Architecture Overview
Auxot runs as a single Go binary (auxot-server) backed by Postgres for persistent state and Redis for pub/sub and ephemeral caching. Workers — whether GPU or CLI — run separately and connect outbound to the router over HTTPS, so you never need to open inbound ports on your inference machines.

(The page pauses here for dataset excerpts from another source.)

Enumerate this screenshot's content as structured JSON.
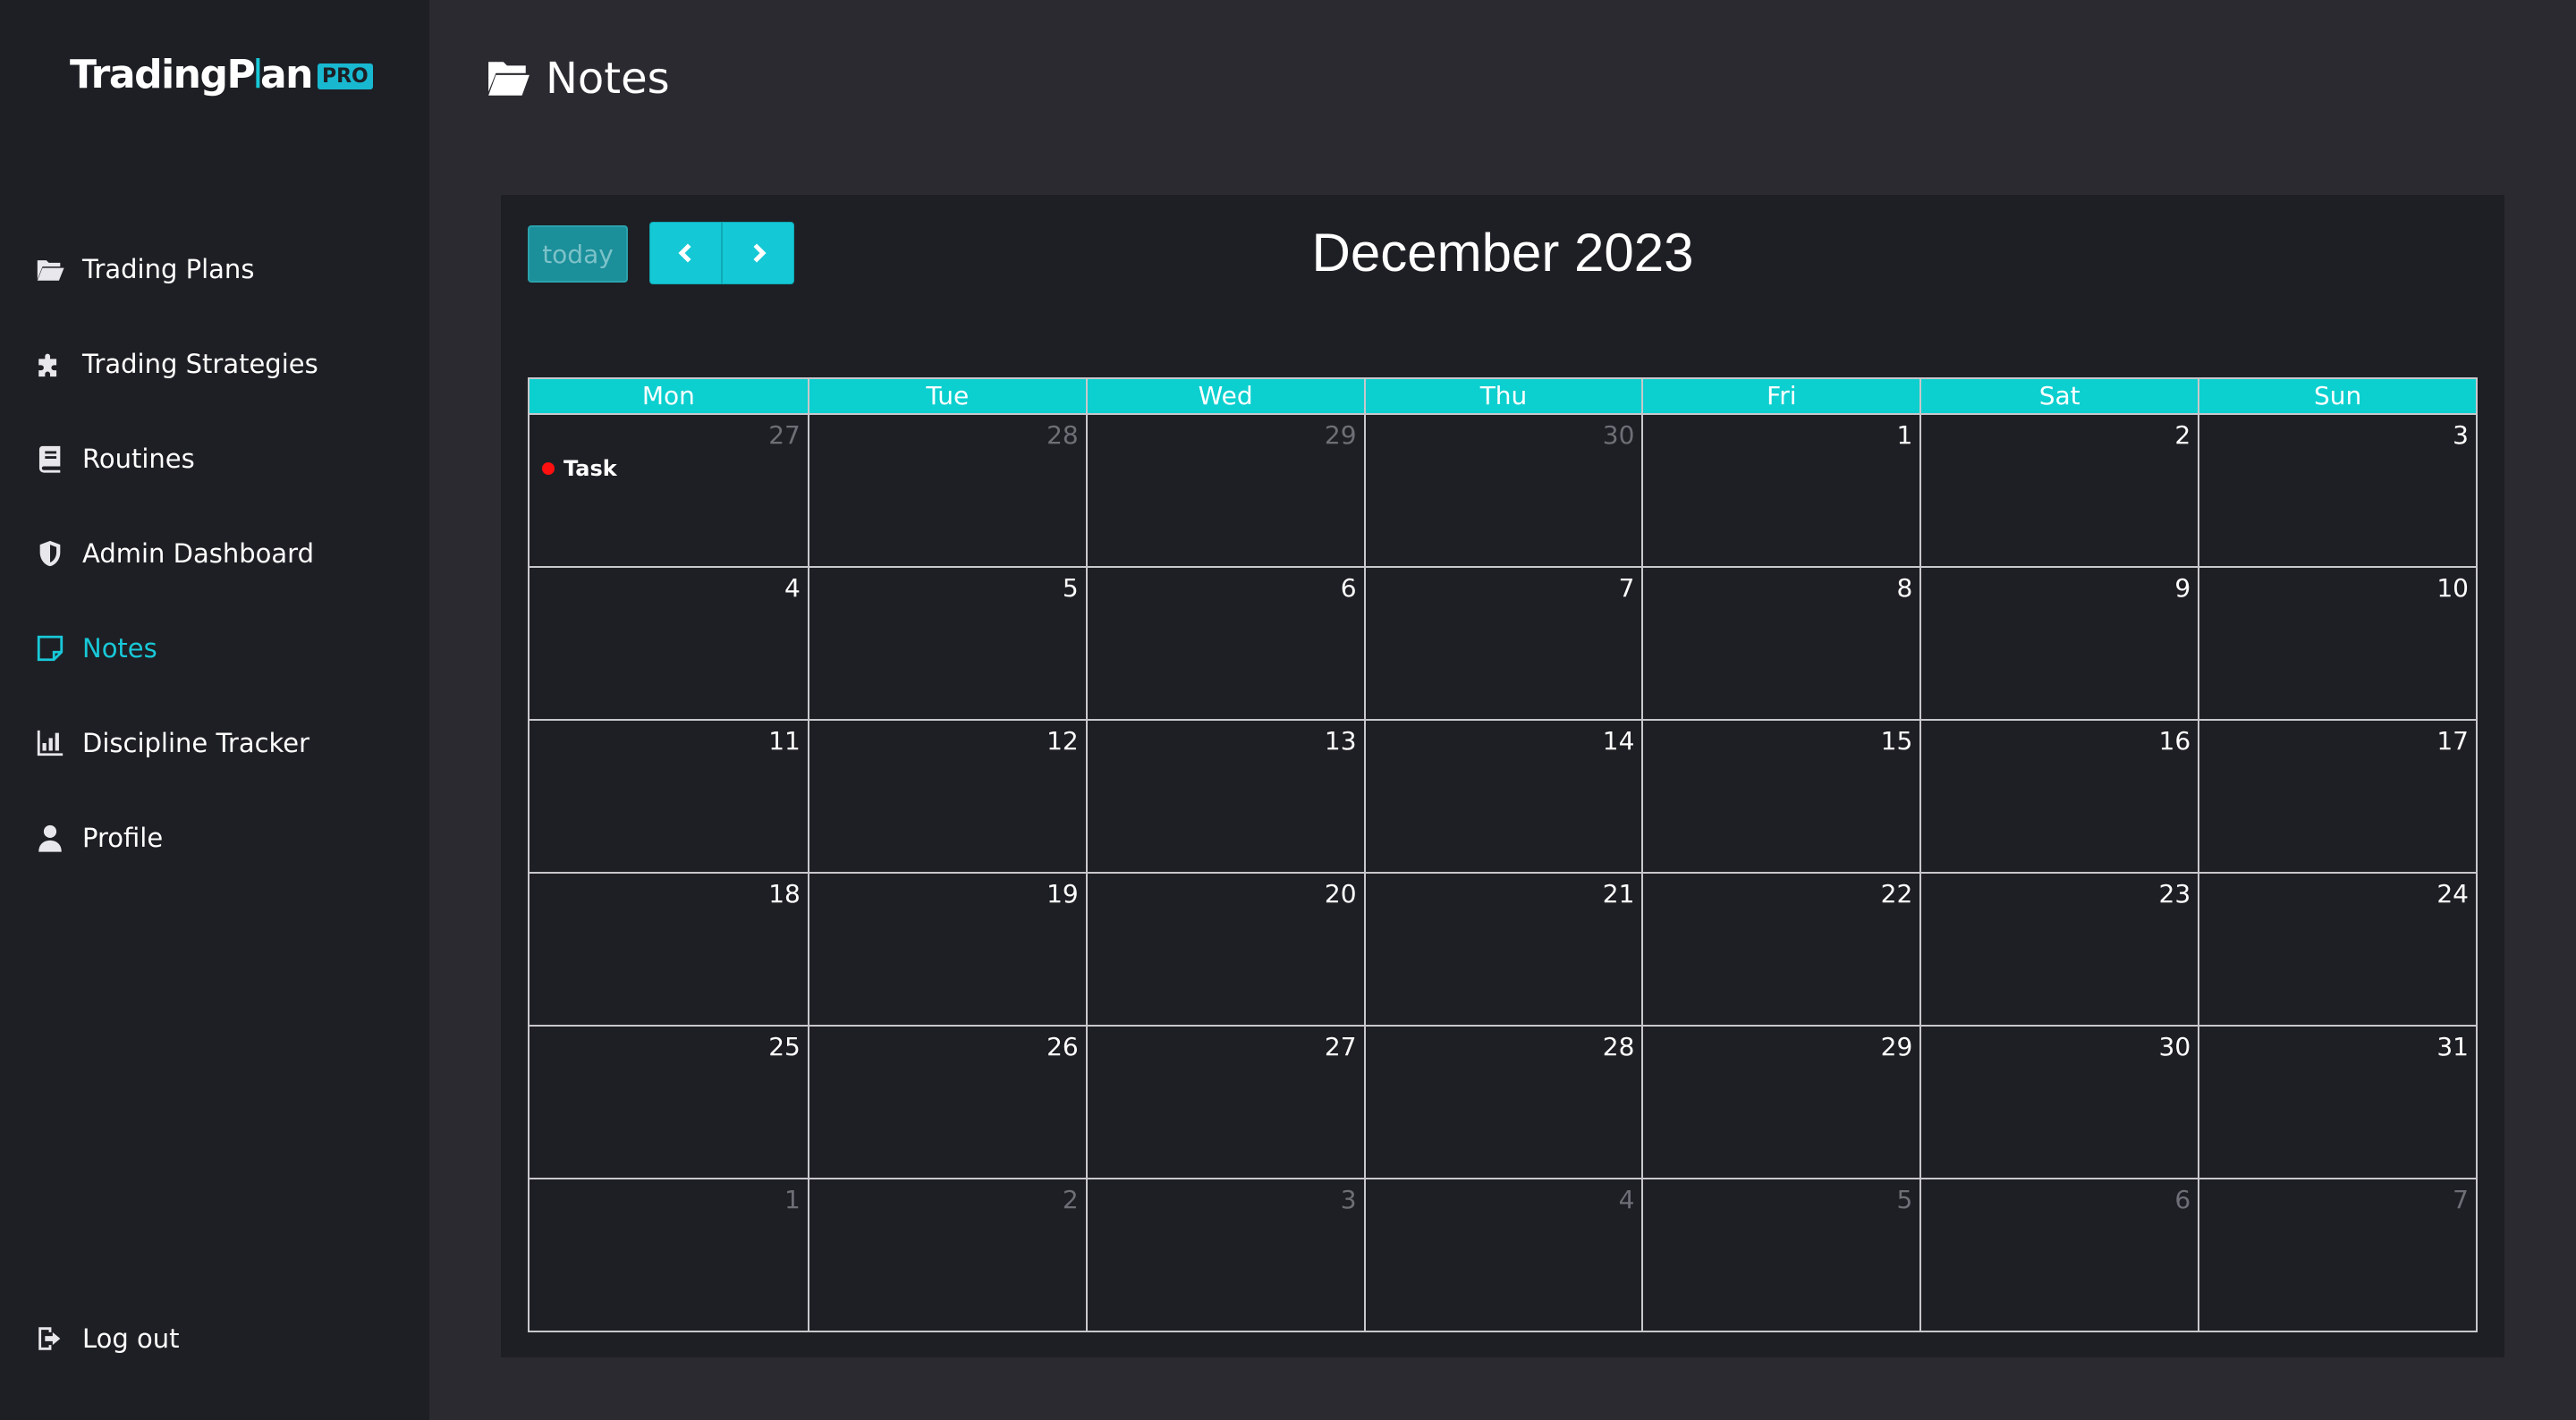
{
  "logo": {
    "text_a": "TradingP",
    "text_b": "l",
    "text_c": "an",
    "badge": "PRO"
  },
  "sidebar": {
    "items": [
      {
        "label": "Trading Plans",
        "icon": "folder-open-icon"
      },
      {
        "label": "Trading Strategies",
        "icon": "puzzle-icon"
      },
      {
        "label": "Routines",
        "icon": "book-icon"
      },
      {
        "label": "Admin Dashboard",
        "icon": "shield-icon"
      },
      {
        "label": "Notes",
        "icon": "note-icon",
        "active": true
      },
      {
        "label": "Discipline Tracker",
        "icon": "bar-chart-icon"
      },
      {
        "label": "Profile",
        "icon": "user-icon"
      }
    ],
    "logout_label": "Log out"
  },
  "header": {
    "title": "Notes"
  },
  "calendar": {
    "today_label": "today",
    "title": "December 2023",
    "weekdays": [
      "Mon",
      "Tue",
      "Wed",
      "Thu",
      "Fri",
      "Sat",
      "Sun"
    ],
    "weeks": [
      [
        "27",
        "28",
        "29",
        "30",
        "1",
        "2",
        "3"
      ],
      [
        "4",
        "5",
        "6",
        "7",
        "8",
        "9",
        "10"
      ],
      [
        "11",
        "12",
        "13",
        "14",
        "15",
        "16",
        "17"
      ],
      [
        "18",
        "19",
        "20",
        "21",
        "22",
        "23",
        "24"
      ],
      [
        "25",
        "26",
        "27",
        "28",
        "29",
        "30",
        "31"
      ],
      [
        "1",
        "2",
        "3",
        "4",
        "5",
        "6",
        "7"
      ]
    ],
    "event": {
      "label": "Task",
      "color": "#ff1010"
    }
  },
  "colors": {
    "accent": "#18c8d8",
    "header_row": "#0ccfcf",
    "sidebar_bg": "#1e1f24",
    "page_bg": "#2a2a30"
  }
}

┌──────────────┐ ┌──────────────┐ ┌──────────────┐
│ GPU Worker │ │ CLI Worker │ │ Cloud API │
│ (llama.cpp) │ │ (Claude Code)│ │ (OpenAI) │
└──────┬───────┘ └──────┬───────┘ └──────┬───────┘
│ │ │
└────────────┬───────┘────────────────────┘
│
┌──────▼───────┐
│ auxot-server │
│ (Go binary) │
└──────┬───────┘
│
┌────────┴────────┐
│ │
┌────▼────┐ ┌────▼────┐
│ Postgres │ │ Redis │
└─────────┘ └─────────┘
Requests arrive via an OpenAI-compatible or Anthropic-compatible API. The router selects a provider based on availability, priority, and model requirements, then streams the response back to the caller.
Who is Auxot For?
- Engineering teams that want to give every developer access to AI without managing a dozen API keys and providers individually.
- Enterprises that need self-hosted AI inference for compliance, data residency, or air-gapped environments.
- Platform engineers building internal AI tooling who want a stable abstraction over rapidly changing model providers.
- Individual developers who run local GPU inference and want a clean API in front of it, with automatic fallback to cloud when their GPU is busy.